On s'achemine inéluctablement vers un passage à l'acte, vers une rupture du ­lien didactique. Tous les signes avant-coureurs sont présents. L'exaspération du professeur est à son comble et il ne peut plus se retenir d'humilier son élève :Il a frappé fort, il pense que cette réflexion va permettre à Héraclès de saisir la mesure de son insolence et peut-être même l'amener à se repentir. La réponse ne se fait pas attendre : « Tes leçons sont pourries, tu peux te les garder, tu ne sais rien expliquer, je suis bien content que tu me fiches la paix, avec toi de toute façon je n'apprendrai rien et tes manières de pédé m'agacent. »
Linos comprend cette fois que l'attaque d'Héraclès dépasse le cadre de la péda­
gogie, va au-delà d'une remise en cause de son rôle pour atteindre sa personne et son identité. Il ne peut pas le supporter, il est rouge de colère, il ne parle plus haut et fort mais il crie véritablement, traite Héraclès de mal élevé, de bon à rien qui n'arrivera jamais à avoir de responsabilités dans la vie.
Héraclès se lève, il est blanc, menaçant, regarde Linos droit dans les yeux et le traite cette fois d'enculé. Linos gifle Héraclès et lui dit qu'il n'est qu'un sale bâtard. Héraclès se baisse, prend la lyre qui était sur le sol, en assène un coup terrible sur la tète de son professeur qui tombe en arrière de tout son long; il a été tué sur le coup".

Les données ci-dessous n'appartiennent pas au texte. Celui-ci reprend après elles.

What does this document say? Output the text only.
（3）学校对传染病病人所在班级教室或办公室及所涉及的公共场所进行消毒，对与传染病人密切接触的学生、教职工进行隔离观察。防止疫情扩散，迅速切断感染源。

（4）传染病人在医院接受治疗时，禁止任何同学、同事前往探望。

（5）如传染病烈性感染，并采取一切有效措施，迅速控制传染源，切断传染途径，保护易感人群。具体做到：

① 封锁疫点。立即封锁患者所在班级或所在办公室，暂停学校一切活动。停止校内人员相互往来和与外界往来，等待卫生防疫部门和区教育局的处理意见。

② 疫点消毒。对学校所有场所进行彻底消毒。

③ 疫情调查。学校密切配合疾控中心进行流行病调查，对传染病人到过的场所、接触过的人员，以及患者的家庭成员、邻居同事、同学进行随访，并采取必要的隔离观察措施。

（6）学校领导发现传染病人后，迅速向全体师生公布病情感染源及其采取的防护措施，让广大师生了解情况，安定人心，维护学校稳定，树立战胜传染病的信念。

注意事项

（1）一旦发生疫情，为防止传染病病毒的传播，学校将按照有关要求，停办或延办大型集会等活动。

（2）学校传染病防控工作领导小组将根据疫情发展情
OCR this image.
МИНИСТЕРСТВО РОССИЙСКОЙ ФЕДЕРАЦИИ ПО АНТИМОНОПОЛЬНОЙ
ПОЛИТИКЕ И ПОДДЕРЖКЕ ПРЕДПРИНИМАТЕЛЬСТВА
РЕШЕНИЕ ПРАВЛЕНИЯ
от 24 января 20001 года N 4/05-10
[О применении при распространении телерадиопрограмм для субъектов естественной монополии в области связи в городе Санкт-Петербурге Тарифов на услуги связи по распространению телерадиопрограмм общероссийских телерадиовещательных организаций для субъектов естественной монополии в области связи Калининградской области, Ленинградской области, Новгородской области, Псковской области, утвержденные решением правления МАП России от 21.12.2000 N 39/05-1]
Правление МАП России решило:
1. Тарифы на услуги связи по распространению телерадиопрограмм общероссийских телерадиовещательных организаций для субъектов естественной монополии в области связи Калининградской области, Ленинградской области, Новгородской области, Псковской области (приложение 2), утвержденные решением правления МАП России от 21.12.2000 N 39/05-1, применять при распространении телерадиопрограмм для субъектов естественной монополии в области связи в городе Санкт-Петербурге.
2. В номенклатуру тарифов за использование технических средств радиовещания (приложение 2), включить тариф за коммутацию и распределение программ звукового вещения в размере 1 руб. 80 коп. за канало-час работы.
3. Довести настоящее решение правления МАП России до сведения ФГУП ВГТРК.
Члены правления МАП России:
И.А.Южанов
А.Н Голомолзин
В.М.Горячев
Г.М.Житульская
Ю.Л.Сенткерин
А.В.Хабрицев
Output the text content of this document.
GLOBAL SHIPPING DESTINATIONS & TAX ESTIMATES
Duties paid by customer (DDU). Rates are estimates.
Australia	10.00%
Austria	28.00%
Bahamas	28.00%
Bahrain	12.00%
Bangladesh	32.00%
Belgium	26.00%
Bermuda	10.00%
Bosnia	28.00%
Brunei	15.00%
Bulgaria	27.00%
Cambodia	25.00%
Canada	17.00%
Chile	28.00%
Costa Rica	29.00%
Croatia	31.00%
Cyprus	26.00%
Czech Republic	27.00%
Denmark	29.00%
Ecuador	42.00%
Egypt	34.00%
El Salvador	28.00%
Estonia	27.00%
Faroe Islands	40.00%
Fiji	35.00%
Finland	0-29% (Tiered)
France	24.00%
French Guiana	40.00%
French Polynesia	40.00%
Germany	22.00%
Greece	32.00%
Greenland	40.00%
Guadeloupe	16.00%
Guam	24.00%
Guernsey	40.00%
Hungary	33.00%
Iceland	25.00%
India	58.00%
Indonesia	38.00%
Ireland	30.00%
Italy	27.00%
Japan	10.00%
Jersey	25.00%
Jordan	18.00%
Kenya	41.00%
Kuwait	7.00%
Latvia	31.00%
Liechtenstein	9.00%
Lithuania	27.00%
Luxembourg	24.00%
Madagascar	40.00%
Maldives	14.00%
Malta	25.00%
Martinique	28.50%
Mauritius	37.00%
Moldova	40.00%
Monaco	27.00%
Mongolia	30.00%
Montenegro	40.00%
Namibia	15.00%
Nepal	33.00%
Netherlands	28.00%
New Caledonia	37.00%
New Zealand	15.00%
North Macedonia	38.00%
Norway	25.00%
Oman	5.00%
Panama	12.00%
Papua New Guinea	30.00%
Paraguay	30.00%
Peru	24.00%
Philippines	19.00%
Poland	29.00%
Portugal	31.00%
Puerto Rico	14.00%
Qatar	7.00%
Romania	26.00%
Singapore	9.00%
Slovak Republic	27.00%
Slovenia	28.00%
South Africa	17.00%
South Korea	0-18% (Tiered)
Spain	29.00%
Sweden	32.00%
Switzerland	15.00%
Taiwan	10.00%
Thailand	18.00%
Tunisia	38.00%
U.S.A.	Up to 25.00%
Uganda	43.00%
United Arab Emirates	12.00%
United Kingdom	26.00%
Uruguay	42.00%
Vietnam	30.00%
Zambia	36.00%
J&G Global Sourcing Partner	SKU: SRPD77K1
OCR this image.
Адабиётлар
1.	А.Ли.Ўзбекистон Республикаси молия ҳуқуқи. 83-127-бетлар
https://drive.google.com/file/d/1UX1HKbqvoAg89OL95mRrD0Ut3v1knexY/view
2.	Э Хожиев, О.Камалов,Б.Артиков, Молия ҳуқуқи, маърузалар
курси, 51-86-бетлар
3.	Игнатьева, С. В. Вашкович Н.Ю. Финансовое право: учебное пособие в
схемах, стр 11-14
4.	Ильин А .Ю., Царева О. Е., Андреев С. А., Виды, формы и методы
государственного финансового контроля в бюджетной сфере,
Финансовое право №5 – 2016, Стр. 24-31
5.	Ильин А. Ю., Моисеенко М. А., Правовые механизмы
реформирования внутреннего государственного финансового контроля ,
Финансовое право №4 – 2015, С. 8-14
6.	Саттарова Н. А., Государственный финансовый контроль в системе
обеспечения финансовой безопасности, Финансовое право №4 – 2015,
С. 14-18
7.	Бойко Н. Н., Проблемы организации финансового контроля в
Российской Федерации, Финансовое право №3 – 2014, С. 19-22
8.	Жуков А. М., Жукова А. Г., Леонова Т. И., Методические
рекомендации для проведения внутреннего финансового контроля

À la suite de ces deux extraits, j'évoquerai maintenant la pièce d'Eugène Ionesco, « La leçon », dans laquelle l'élève à force d'être insatisfaisante finit par être tuée par le professeur. Dans cette pièce, nous comprenons très vite qu'il ne s'agit pas d'une « première » pour le professeur : ce n'est pas la première élève à se révéler insatis­faisante; quand la pièce commence, c'est même la quarantième de la série du jour qui tente, en toute innocence, d'atteindre cet impossible objectif : satisfaire le pro­fesseur. Dans cette leçon particulière, les élèves se succèdent, les quarante ne sont pas présentes en même temps. Cela permet au professeur d'espérer encore après chaque échec que l'élève suivante pourra enfin se montrer docile et apprendre comme il le souhaiterait. Nous, spectateurs, nous savons que l'issue ne peut être que fatale. Ces deux-là ne se rencontreront jamais. L'élève est progressivement disqualifiée tout au long de la pièce. Elle devient une pauvre petite chose sous

l'emprise grandissante du professeur jusqu'à ce qu'il la fasse disparaître complète­ment. L'accomplissement de l'acte meurtrier l'apaisera pendant quelques instants, mais l'apaisement sera de courte durée. D'ailleurs il ne reconnaît déjà plus son acte « Ce n'est pas ma faute, elle ne voulait pas apprendre, c'était une mauvaise élève, ce n'est pas moi. » Et la compulsion reprendra le dessus : il y en aura bien une, un jour, qui arrivera à le satisfaire.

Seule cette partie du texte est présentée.